A new study by a University of Georgia researcher, to be published soon in the Journal of Toxicology and Environmental Health, however, has found that many of the PCBs in the environment in this country may not be as carcinogenic as previously thought.
"We have better tools now than we did a few years ago to assess what is a carcinogen and what is not," said Dr. Mary Alice Smith, a UGA environmental toxicologist and author of the study. "This study raises an important issue -- how can we incorporate new knowledge gained from science into federal regulations quickly and easily?"
The project was funded in part by the Georgia Agricultural Experiment Stations and by a consulting firm working for the General Electric Corporation.
The issue of how to assess the risk accurately from PCBs is complicated, since there are many formulations of PCBs, from some that are not cancer-causing (using current definitions) to those that are serious threats, based on animal tests. Scientists made original estimates of how dangerous PCBs might be in the environment through the use of baseline information gathered on the most toxic PCBs. The problem, Smith asserts, is that most PCBs released in the environment aren't as toxic as those used to define baseline standards years ago.
Beginning in 1929, PCBs were manufactured for a variety of uses, especially as insulating fluids in transformers and capacitors but also for use in adhesives, inks, paints, lubricants and plastics. More than 750,000 tons of the oily liquids may have been released into the environment. PCBs are a family of some 209 chemical compounds composed of carbon, hydrogen and chlorine and are extremely stable over a variety of conditions. Unfortunately, that stability came back to haunt scientists when it was discovered that PCBs caused cancer in laboratory animals and may cause human health problems. Because the compounds persist under many conditions, they were found to be almost pervasive in the environment -- especially in soils, due to leaks from transformers and industrial accidents.
Starting in the early 1970s, PCBs were found in fish, wildlife and in human organs, blood, fatty tissue and milk. Worse, PCBs tend to become more concentrated as they move up the food chain from microbiota toward humans, where they can cause skin lesions, liver disease and may cause birth defects or cancer. More than half the people in the United States have some PCBs in their bodies, researchers say.
Despite the ban on production of PCBs, Smith said there are likely many transformers insulated with PCBs still on utility poles.
"I decided to look at the issue of carcinogenicity again because new scientific information over the past few years has changed how we classify cancers and tumors," said Smith. "Pathologists now use a different set of criteria to call a cell a cancerous cell."
Because of the new standards, a group of pathologists brought together by the Food and Drug Administration, the Environmental Protection Agency and business in 1990 took the original slides of tissues from laboratory rats examined in the 1970s and 1980s and re-evaluated them. The study results showed that all PCBs are not equally potent in causing cancer, according to Smith.
The EPA uses a test called a cancer slope factor to estimate the lifetime probability that an individual will develop cancer as the result of exposure to a particular level of a potential carcinogen. Smith's study was in part a response to see if the panel's 1990 reassessment of PCB toxicity would change the cancer slope factor. She also wanted to see if three PCB formulations of different chlorine content were equally potent tumor producers.
"What we found was that animal test results were based on the most toxic kind of PCBs, while less toxic forms were most often used in the environment," said Smith.

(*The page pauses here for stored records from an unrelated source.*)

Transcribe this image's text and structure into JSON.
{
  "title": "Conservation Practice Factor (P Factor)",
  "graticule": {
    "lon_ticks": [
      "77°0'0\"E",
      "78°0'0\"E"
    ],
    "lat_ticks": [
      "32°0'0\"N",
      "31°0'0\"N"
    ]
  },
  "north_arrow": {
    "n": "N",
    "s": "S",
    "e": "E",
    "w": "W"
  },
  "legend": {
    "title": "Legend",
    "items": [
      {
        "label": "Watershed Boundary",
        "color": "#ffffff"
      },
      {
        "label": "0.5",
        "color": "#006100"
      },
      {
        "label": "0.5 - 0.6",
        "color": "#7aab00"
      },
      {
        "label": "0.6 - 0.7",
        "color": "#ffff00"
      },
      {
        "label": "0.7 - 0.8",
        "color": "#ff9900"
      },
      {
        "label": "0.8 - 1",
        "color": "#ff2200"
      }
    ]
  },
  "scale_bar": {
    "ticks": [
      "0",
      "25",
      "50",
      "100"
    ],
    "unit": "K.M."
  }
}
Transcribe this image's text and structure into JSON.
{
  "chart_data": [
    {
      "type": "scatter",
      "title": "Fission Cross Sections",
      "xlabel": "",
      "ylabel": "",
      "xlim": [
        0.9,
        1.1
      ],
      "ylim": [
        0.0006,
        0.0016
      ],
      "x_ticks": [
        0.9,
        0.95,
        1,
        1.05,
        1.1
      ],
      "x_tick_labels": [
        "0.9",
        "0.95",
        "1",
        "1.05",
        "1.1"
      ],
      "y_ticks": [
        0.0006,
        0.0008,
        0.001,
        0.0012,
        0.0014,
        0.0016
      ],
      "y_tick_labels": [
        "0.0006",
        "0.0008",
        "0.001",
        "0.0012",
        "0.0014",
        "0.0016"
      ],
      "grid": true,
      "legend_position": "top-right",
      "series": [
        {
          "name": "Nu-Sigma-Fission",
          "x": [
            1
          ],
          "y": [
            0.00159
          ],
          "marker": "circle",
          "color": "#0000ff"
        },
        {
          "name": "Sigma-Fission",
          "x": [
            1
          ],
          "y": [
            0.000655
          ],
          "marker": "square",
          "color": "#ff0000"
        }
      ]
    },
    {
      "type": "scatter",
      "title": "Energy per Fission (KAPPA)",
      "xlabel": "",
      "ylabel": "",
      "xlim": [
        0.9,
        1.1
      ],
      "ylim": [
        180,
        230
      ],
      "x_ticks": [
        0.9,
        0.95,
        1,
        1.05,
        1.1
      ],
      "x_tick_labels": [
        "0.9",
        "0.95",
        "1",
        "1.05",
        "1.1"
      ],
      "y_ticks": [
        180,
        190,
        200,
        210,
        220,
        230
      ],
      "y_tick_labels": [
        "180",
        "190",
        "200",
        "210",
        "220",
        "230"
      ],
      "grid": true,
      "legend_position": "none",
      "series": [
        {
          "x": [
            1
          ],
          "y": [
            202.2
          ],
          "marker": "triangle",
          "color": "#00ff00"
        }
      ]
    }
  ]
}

"This means that most environmental PCBs are probably less carcinogenic than we thought. And we are starting to see a change in focus regarding PCBs. At one time, we focused all our regulations on how carcinogenic PCBs are, but maybe some other things need to be driving the regulations now."
Despite the finding, PCBs remain a serious environmental threat. If anything, Smith's research may refocus attention on other effects of PCBs beside cancer-causing ones.
Cleanup of PCB-contaminated sites is expensive, since contaminated soils have to be dug up and taken to detoxification sites. (Even there, it is not easy, since heat-degraded PCBs produce chemicals called dioxins, which have problems all their own.) Since 1973, a number of microorganisms that can degrade PCBs have been isolated and characterized, but so far this method of clean-up has been relatively unsuccessful.
One study cited in Smith's paper claims that it could cost as much as $100 billion to remove PCBs from the environment. Smith believes that clean-up efforts should be based on the specific PCB formulation found at a site, not based on overall recommendations made more than two decades ago.